Re: SPARK - strange range check with array assignment

[Georg Bauhaus <bauhaus@futureapps.invalid>]

On 18.08.15 22:06, Maciej Sobczak wrote:
> Consider (extracted from a bigger problem):
>
> -- p.ads:
> pragma SPARK_Mode;
>
> package P is
>
>     procedure Foo (S : in out String)
>        with Pre => S'Length > 3;
>
> end P;
>
> -- p.adb:
> pragma SPARK_Mode;
>
> package body P is
>
>     procedure Foo (S : in out String)
>     is
>     begin
>        S (S'First .. S'First + 2) := "abc";  -- HERE
>     end Foo;
>
> end P;
>
>
> Foo is intended to overwrite the beginning of the given string.
> GNATProve (2014) says:
>
> p.adb:8:37: warning: range check might fail
>
> Curiously, the assertion added just before the failing line:
>
>        pragma Assert (S'First + 2 in S'Range);
>
> passes without any warning.
>
> What value or expression above is subject to a range check that might fail?
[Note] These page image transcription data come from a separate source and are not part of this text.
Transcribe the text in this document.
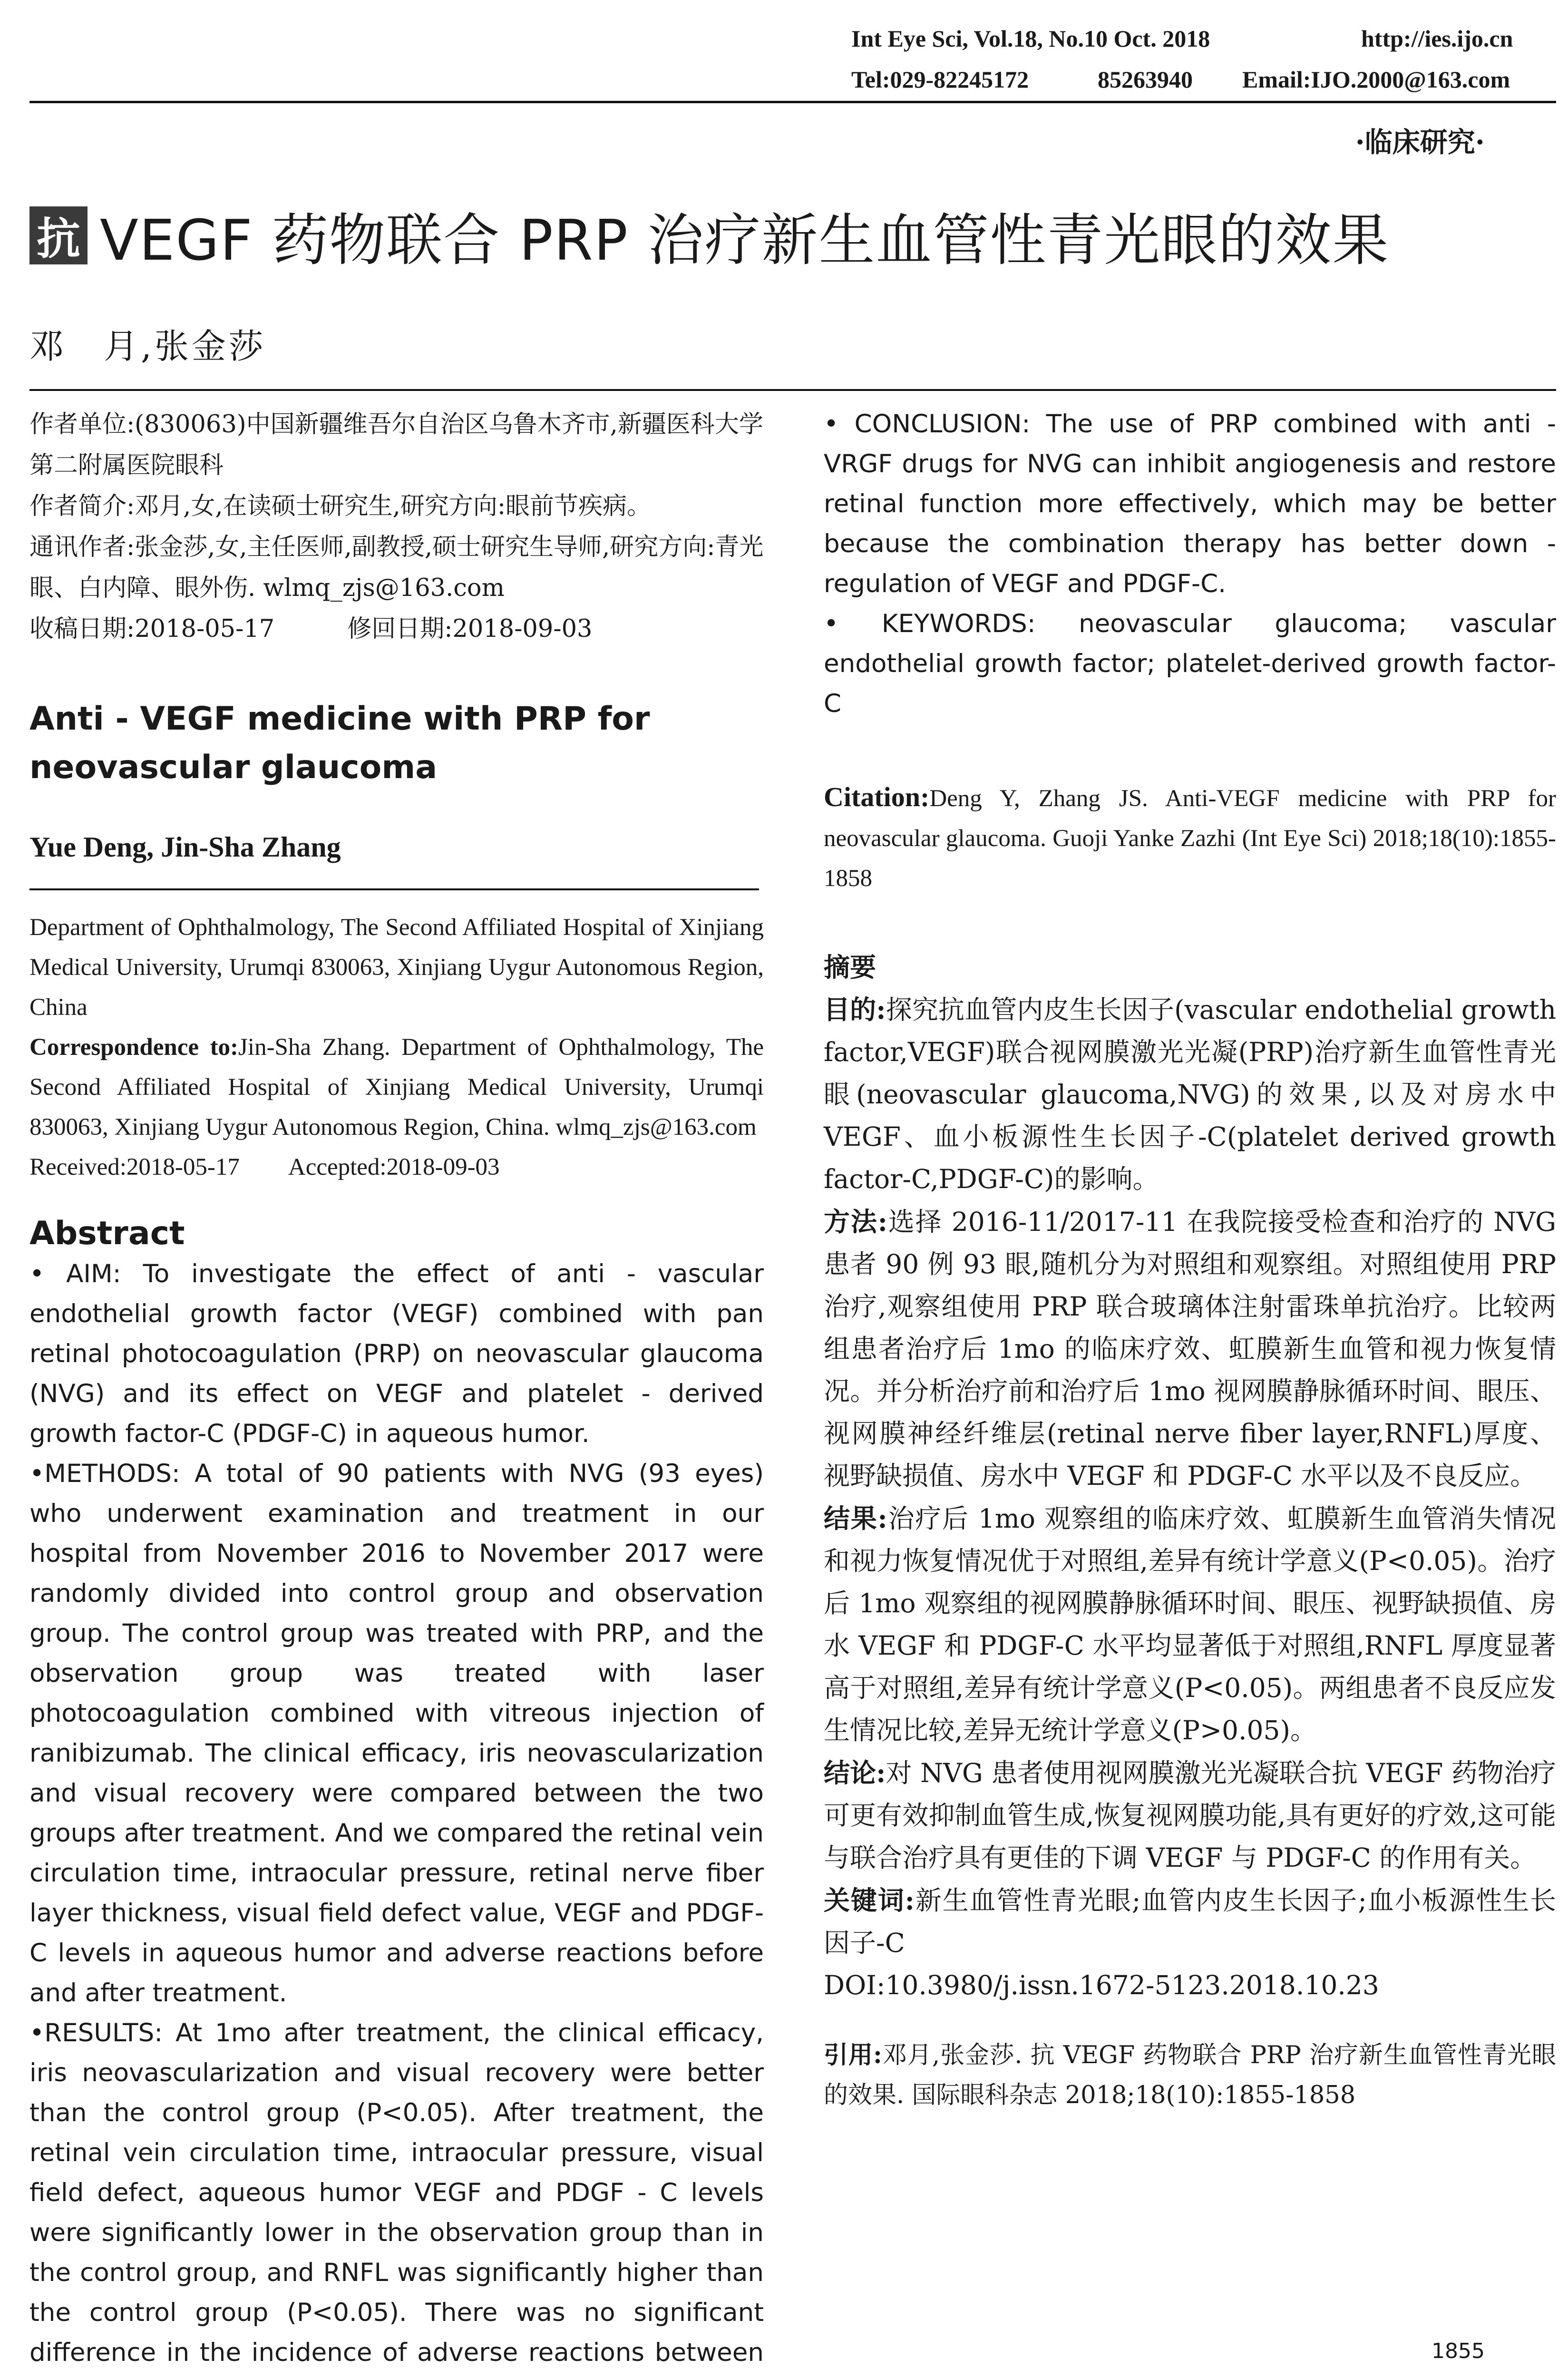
Int Eye Sci, Vol.18, No.10 Oct. 2018	http://ies.ijo.cn
Tel:029-82245172	85263940 Email:IJO.2000@163.com
·临床研究·
抗 VEGF 药物联合 PRP 治疗新生血管性青光眼的效果
邓　月,张金莎

作者单位:(830063)中国新疆维吾尔自治区乌鲁木齐市,新疆医科大学第二附属医院眼科

作者简介:邓月,女,在读硕士研究生,研究方向:眼前节疾病。

通讯作者:张金莎,女,主任医师,副教授,硕士研究生导师,研究方向:青光眼、白内障、眼外伤. wlmq_zjs@163.com

收稿日期:2018-05-17　　　修回日期:2018-09-03

Anti - VEGF medicine with PRP for neovascular glaucoma
Yue Deng, Jin-Sha Zhang

Department of Ophthalmology, The Second Affiliated Hospital of Xinjiang Medical University, Urumqi 830063, Xinjiang Uygur Autonomous Region, China

Correspondence to:Jin-Sha Zhang. Department of Ophthalmology, The Second Affiliated Hospital of Xinjiang Medical University, Urumqi 830063, Xinjiang Uygur Autonomous Region, China. wlmq_zjs@163.com

Received:2018-05-17　　Accepted:2018-09-03

Abstract

• AIM: To investigate the effect of anti - vascular endothelial growth factor (VEGF) combined with pan retinal photocoagulation (PRP) on neovascular glaucoma (NVG) and its effect on VEGF and platelet - derived growth factor-C (PDGF-C) in aqueous humor.

•METHODS: A total of 90 patients with NVG (93 eyes) who underwent examination and treatment in our hospital from November 2016 to November 2017 were randomly divided into control group and observation group. The control group was treated with PRP, and the observation group was treated with laser photocoagulation combined with vitreous injection of ranibizumab. The clinical efficacy, iris neovascularization and visual recovery were compared between the two groups after treatment. And we compared the retinal vein circulation time, intraocular pressure, retinal nerve fiber layer thickness, visual field defect value, VEGF and PDGF-C levels in aqueous humor and adverse reactions before and after treatment.

•RESULTS: At 1mo after treatment, the clinical efficacy, iris neovascularization and visual recovery were better than the control group (P<0.05). After treatment, the retinal vein circulation time, intraocular pressure, visual field defect, aqueous humor VEGF and PDGF - C levels were significantly lower in the observation group than in the control group, and RNFL was significantly higher than the control group (P<0.05). There was no significant difference in the incidence of adverse reactions between

• CONCLUSION: The use of PRP combined with anti - VRGF drugs for NVG can inhibit angiogenesis and restore retinal function more effectively, which may be better because the combination therapy has better down - regulation of VEGF and PDGF-C.

• KEYWORDS: neovascular glaucoma; vascular endothelial growth factor; platelet-derived growth factor-C

Citation:Deng Y, Zhang JS. Anti-VEGF medicine with PRP for neovascular glaucoma. Guoji Yanke Zazhi (Int Eye Sci) 2018;18(10):1855-1858

摘要

目的:探究抗血管内皮生长因子(vascular endothelial growth factor,VEGF)联合视网膜激光光凝(PRP)治疗新生血管性青光眼(neovascular glaucoma,NVG)的效果,以及对房水中 VEGF、血小板源性生长因子-C(platelet derived growth factor-C,PDGF-C)的影响。

方法:选择 2016-11/2017-11 在我院接受检查和治疗的 NVG 患者 90 例 93 眼,随机分为对照组和观察组。对照组使用 PRP 治疗,观察组使用 PRP 联合玻璃体注射雷珠单抗治疗。比较两组患者治疗后 1mo 的临床疗效、虹膜新生血管和视力恢复情况。并分析治疗前和治疗后 1mo 视网膜静脉循环时间、眼压、视网膜神经纤维层(retinal nerve fiber layer,RNFL)厚度、视野缺损值、房水中 VEGF 和 PDGF-C 水平以及不良反应。

结果:治疗后 1mo 观察组的临床疗效、虹膜新生血管消失情况和视力恢复情况优于对照组,差异有统计学意义(P<0.05)。治疗后 1mo 观察组的视网膜静脉循环时间、眼压、视野缺损值、房水 VEGF 和 PDGF-C 水平均显著低于对照组,RNFL 厚度显著高于对照组,差异有统计学意义(P<0.05)。两组患者不良反应发生情况比较,差异无统计学意义(P>0.05)。

结论:对 NVG 患者使用视网膜激光光凝联合抗 VEGF 药物治疗可更有效抑制血管生成,恢复视网膜功能,具有更好的疗效,这可能与联合治疗具有更佳的下调 VEGF 与 PDGF-C 的作用有关。

关键词:新生血管性青光眼;血管内皮生长因子;血小板源性生长因子-C

DOI:10.3980/j.issn.1672-5123.2018.10.23

引用:邓月,张金莎. 抗 VEGF 药物联合 PRP 治疗新生血管性青光眼的效果. 国际眼科杂志 2018;18(10):1855-1858
1855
Maybe there are hints at some historic reasons in two quotes from [1] about
the original SPARK:

"SPARK does not have array slices". (p.103)
"It is important to realize that since all constraints have to be static
  it follows that all arrays have static bounds. Thus we cannot declare
  an array in SPARK whose bounds are not known until the program executes.
  This may be felt rather irksome but is necessary if the space occupied
  by the program is to be predictably bounded." (p.96)

[1] Barnes, John (1997). High Integrity Ada. The SPARK Approach.